Recommended Reading

Ross Douthat over in the New York Times has an interesting piece up that first glance might seem like one of those bogus "false equivalency" pieces that excuses something shameful by Conservatives by pointing out that Liberals do it too — or vice-versa. Upon closer inspection though, I see that he's not claiming that everything is a wash or that the scales balance…which is fine because I think the false part of those "false equivalency" pieces is usually the insinuation that the equivalencies are anywhere near equivalent.

Anyway, Douthat makes the following remark that I agree with…

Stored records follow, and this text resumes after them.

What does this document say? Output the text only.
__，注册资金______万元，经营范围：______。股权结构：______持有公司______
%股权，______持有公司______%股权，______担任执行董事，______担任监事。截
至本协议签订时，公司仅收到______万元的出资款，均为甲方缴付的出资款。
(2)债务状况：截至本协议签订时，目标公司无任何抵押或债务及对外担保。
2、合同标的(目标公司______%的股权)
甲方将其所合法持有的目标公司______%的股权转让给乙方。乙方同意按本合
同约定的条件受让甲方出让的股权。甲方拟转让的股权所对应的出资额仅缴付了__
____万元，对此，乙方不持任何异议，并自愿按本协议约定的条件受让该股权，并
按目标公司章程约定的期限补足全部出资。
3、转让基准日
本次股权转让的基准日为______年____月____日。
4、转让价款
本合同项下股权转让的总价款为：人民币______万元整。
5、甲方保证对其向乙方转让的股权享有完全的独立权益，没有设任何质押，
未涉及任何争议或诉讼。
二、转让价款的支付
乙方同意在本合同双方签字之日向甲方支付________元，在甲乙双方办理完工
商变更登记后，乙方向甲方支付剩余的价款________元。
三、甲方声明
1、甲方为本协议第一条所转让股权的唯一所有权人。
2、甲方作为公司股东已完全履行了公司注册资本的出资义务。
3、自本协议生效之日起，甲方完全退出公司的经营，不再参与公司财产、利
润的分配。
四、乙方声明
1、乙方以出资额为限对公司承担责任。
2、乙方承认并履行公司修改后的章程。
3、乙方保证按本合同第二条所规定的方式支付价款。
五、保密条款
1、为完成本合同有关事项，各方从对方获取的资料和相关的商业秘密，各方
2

Up to a point, American politics reflects abiding philosophical divisions. But people who follow politics closely — whether voters, activists or pundits — are often partisans first and ideologues second. Instead of assessing every policy on the merits, we tend to reverse-engineer the arguments required to justify whatever our own side happens to be doing.

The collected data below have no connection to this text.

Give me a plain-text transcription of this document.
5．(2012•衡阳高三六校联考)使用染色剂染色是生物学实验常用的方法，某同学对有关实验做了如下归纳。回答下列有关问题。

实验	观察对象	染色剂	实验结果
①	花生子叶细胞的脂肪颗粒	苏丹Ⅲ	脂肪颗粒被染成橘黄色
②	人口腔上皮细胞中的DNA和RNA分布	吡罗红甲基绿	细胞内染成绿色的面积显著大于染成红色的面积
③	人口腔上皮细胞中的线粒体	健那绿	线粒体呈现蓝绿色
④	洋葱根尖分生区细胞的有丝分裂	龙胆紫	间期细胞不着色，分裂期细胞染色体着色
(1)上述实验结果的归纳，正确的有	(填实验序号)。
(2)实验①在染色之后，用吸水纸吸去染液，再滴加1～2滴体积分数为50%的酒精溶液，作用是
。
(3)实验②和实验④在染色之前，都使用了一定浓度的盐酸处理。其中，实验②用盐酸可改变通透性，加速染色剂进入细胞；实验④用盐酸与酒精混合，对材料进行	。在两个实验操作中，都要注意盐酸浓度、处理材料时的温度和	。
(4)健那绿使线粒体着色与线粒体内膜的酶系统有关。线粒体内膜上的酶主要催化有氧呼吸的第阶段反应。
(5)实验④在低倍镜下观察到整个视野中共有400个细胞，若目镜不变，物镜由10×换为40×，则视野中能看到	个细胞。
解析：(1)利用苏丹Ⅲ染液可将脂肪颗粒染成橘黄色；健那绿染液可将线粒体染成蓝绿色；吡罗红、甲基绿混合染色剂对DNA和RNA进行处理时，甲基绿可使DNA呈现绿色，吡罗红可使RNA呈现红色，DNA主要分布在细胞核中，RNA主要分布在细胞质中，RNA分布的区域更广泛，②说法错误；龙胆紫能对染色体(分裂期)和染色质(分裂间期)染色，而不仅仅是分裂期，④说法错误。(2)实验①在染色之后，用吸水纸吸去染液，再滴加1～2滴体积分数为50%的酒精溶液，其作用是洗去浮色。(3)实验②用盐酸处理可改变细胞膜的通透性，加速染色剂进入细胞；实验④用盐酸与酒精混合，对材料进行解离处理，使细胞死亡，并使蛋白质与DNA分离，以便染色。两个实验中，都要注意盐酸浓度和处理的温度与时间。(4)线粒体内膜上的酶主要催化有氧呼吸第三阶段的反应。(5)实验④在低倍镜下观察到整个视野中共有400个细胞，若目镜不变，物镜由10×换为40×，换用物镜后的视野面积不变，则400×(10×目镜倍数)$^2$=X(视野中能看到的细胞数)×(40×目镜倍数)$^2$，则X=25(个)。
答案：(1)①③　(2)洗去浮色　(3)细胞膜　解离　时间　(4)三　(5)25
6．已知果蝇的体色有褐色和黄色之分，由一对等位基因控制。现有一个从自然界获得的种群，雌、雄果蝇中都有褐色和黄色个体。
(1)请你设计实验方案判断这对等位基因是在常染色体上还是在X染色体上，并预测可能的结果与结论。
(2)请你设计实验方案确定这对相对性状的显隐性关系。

I would amend that slightly to say that a lot of activists and pundits are entrepreneurs first, partisans second and ideologues third…and the third may even be a distant third. Lucrative careers are built on loud, entertaining (to the proper crowd) partisanship. I may have mentioned this before but one of my "check every so often" e-mail addresses is subscribed to a lot of ultra-right-wing mailings. One that pops up in there at least once a week and has for at least five years is from a guy who basically writes, "Here's the scandalous, illegal thing Hillary Clinton did yesterday and as a good American who doesn't want to see this country destroyed, I'm sure you'll send me lots of money because if I have lots of money, I can destroy her." I'm assuming the guy gets something for his troubles. He wouldn't be writing one or two of these each week unless they brought him some bucks. So if Hillary eats a cheese sandwich on date nut bread, he has to rig up an outrage about it to get someone mad enough that that person will PayPal him some moola.

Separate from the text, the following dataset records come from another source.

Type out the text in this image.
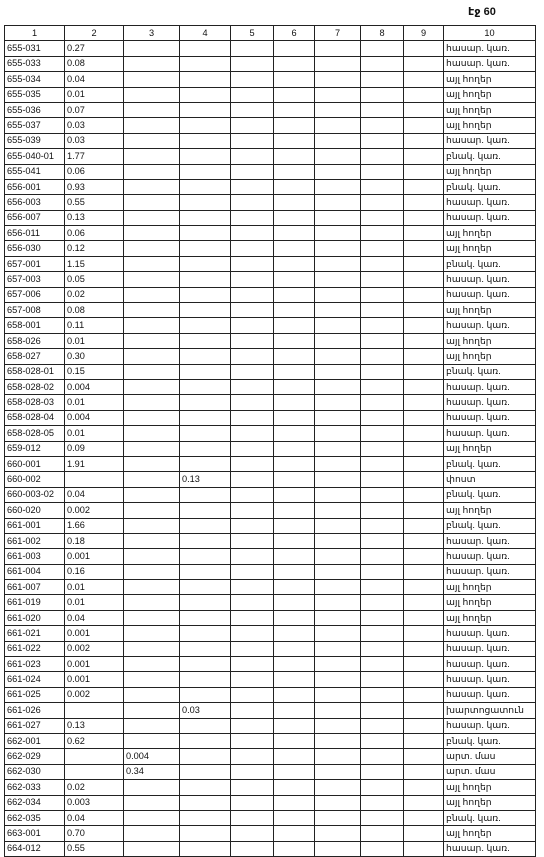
էջ 60
1	2	3	4	5	6	7	8	9	10
655-031	0.27								հասար. կառ.
655-033	0.08								հասար. կառ.
655-034	0.04								այլ հողեր
655-035	0.01								այլ հողեր
655-036	0.07								այլ հողեր
655-037	0.03								այլ հողեր
655-039	0.03								հասար. կառ.
655-040-01	1.77								բնակ. կառ.
655-041	0.06								այլ հողեր
656-001	0.93								բնակ. կառ.
656-003	0.55								հասար. կառ.
656-007	0.13								հասար. կառ.
656-011	0.06								այլ հողեր
656-030	0.12								այլ հողեր
657-001	1.15								բնակ. կառ.
657-003	0.05								հասար. կառ.
657-006	0.02								հասար. կառ.
657-008	0.08								այլ հողեր
658-001	0.11								հասար. կառ.
658-026	0.01								այլ հողեր
658-027	0.30								այլ հողեր
658-028-01	0.15								բնակ. կառ.
658-028-02	0.004								հասար. կառ.
658-028-03	0.01								հասար. կառ.
658-028-04	0.004								հասար. կառ.
658-028-05	0.01								հասար. կառ.
659-012	0.09								այլ հողեր
660-001	1.91								բնակ. կառ.
660-002			0.13						փոստ
660-003-02	0.04								բնակ. կառ.
660-020	0.002								այլ հողեր
661-001	1.66								բնակ. կառ.
661-002	0.18								հասար. կառ.
661-003	0.001								հասար. կառ.
661-004	0.16								հասար. կառ.
661-007	0.01								այլ հողեր
661-019	0.01								այլ հողեր
661-020	0.04								այլ հողեր
661-021	0.001								հասար. կառ.
661-022	0.002								հասար. կառ.
661-023	0.001								հասար. կառ.
661-024	0.001								հասար. կառ.
661-025	0.002								հասար. կառ.
661-026			0.03						խարտոցատուն
661-027	0.13								հասար. կառ.
662-001	0.62								բնակ. կառ.
662-029		0.004							արտ. մաս
662-030		0.34							արտ. մաս
662-033	0.02								այլ հողեր
662-034	0.003								այլ հողեր
662-035	0.04								բնակ. կառ.
663-001	0.70								այլ հողեր
664-012	0.55								հասար. կառ.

An awful lot of our political discourse in this country operates on that basis: Get 'em mad enough to donate, buy your book, follow your radio or TV show, etc. It's so bizarre that a lot of us Obama supporters are annoyed at the man for retaining as many of George Bush's policies and employees as he has. At the same time, we have to watch Republicans and other Obama foes "reverse-engineer" (as Douthat puts it) arguments as to why those policies, which most of them supported when they were Bush policies, are now wrong. Ain't politics fun?